Speaking of celebrities: A movie or book or CD of such mammoth popularity would by now have turned its creator into the prey of paparazzi. But Sid Meier, the creative genius behind Civilization, is decidedly a noncelebrity. He turns 53 this month. He was born in Canada and raised in Michigan. After graduating from the University of Michigan, where he studied computer science, Meier went to Hunt Valley, Maryland, to work for the General Instrument Corporation, which made computerized cash registers for department stores. Meier had always taken an interest in computers--his first PC was an Atari 800 in 1979. Soon, he was making his own games, which caught the attention of his coworker, Bill Stealey. The two formed a game development company, MicroProse, in 1982, and over the next decade Meier would design such titles as Spitfire Ace and F-15 Strike Eagle (flight simulators), NATO Commander, Silent Service (a submarine simulator), Railroad Tycoon, and, finally, Civilization.
"Twenty years of making very good games is a feat few other designers can claim," says Ted Halsted, cofounder of Human Head Studios and lead level designer for the games Prey and Rune. "The brightest bulbs typically have one or two good titles and then get out of the business or coast along on past success. But not Sid and his codesigners. His work touches upon a wide range of topics, which is unusual in an industry marked by specialization and repetition." Halsted was not the only one to take notice.
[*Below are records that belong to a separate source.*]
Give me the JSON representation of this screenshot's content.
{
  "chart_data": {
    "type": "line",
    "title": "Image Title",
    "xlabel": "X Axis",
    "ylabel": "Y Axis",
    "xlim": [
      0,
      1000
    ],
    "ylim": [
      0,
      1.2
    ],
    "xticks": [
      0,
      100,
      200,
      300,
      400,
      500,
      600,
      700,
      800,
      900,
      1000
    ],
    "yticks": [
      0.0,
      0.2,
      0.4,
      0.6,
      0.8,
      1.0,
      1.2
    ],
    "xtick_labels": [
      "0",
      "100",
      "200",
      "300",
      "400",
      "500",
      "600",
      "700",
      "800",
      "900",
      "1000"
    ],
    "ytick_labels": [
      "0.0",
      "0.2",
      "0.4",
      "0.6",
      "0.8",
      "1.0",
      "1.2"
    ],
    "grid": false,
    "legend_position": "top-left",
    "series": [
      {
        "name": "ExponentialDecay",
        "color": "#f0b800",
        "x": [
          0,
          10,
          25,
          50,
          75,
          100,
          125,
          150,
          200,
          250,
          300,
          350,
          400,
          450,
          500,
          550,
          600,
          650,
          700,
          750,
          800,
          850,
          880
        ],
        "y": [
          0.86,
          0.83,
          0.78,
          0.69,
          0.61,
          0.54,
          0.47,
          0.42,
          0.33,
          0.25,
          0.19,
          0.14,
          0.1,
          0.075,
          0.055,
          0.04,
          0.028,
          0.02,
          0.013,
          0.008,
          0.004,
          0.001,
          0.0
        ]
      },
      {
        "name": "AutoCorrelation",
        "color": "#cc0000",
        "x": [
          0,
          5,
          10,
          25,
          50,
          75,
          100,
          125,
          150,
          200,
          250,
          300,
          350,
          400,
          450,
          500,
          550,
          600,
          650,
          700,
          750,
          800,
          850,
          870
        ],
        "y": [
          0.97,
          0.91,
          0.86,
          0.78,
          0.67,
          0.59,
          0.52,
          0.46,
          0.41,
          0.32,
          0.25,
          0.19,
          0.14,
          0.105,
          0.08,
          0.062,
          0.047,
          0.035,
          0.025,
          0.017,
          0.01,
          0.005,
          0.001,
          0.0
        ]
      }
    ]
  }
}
In 1999, Meier became the second person inducted into the Academy of Interactive Arts and Sciences Hall of Fame (the first being Nintendo's Shigeru Miyamoto, the creator of Super Mario Bros.). Meier is widely regarded as the "father of computer gaming." And yet, despite all the accolades, Sid Meier is the prototype of a computer programmer, of modest dress and demeanor.
To be blunt, programmers, gamers, and hackers are often depicted as misfits. In Chaplin and Ruby's Smartbomb, they can even seem frightening: attending the annual Game Developers Conference are "albinos and men covered in angry red acne. Guys with blow-up plastic dragons on their shoulders, slouchy velvet hats, long ponytails, big fat bellies, tiny concave chests, dandruff on their shoulders, and random piercings." Some of them have dark pasts, such as John Romero and John Carmack, creators of the highly successful game Doom. According to Masters of Doom author David Kushner, when Romero was in high school, he illustrated his own comic book featuring "10 Different Ways to Torture Someone," such as "Poke a needle all over the victim's body and in a few days . . . watch him turn into a giant scab" and "burn the victim's feet while victim is strapped in a chair." When Carmack was 14, he broke into a school to steal Apple II computers, was arrested, and sent for psychiatric evaluation (the report mentions "no empathy for other human beings"). Carmack was then sentenced to a year in a juvenile home.
Or take Will Wright, the genius behind SimCity and the best-selling PC game of all time (more than 6 million copies, not including expansion packs), the Sims, in which you control the everyday lives of virtual individuals. Chaplin and Ruby describe how Wright typically interacts with others: "He turns his entire six-foot narrow frame and peers down at the person. And then he waits. He doesn't say anything. He just stares, like a computer waiting for input. It's enough to cause enthusiasts to falter, reporters to wince, and executives to laugh nervously."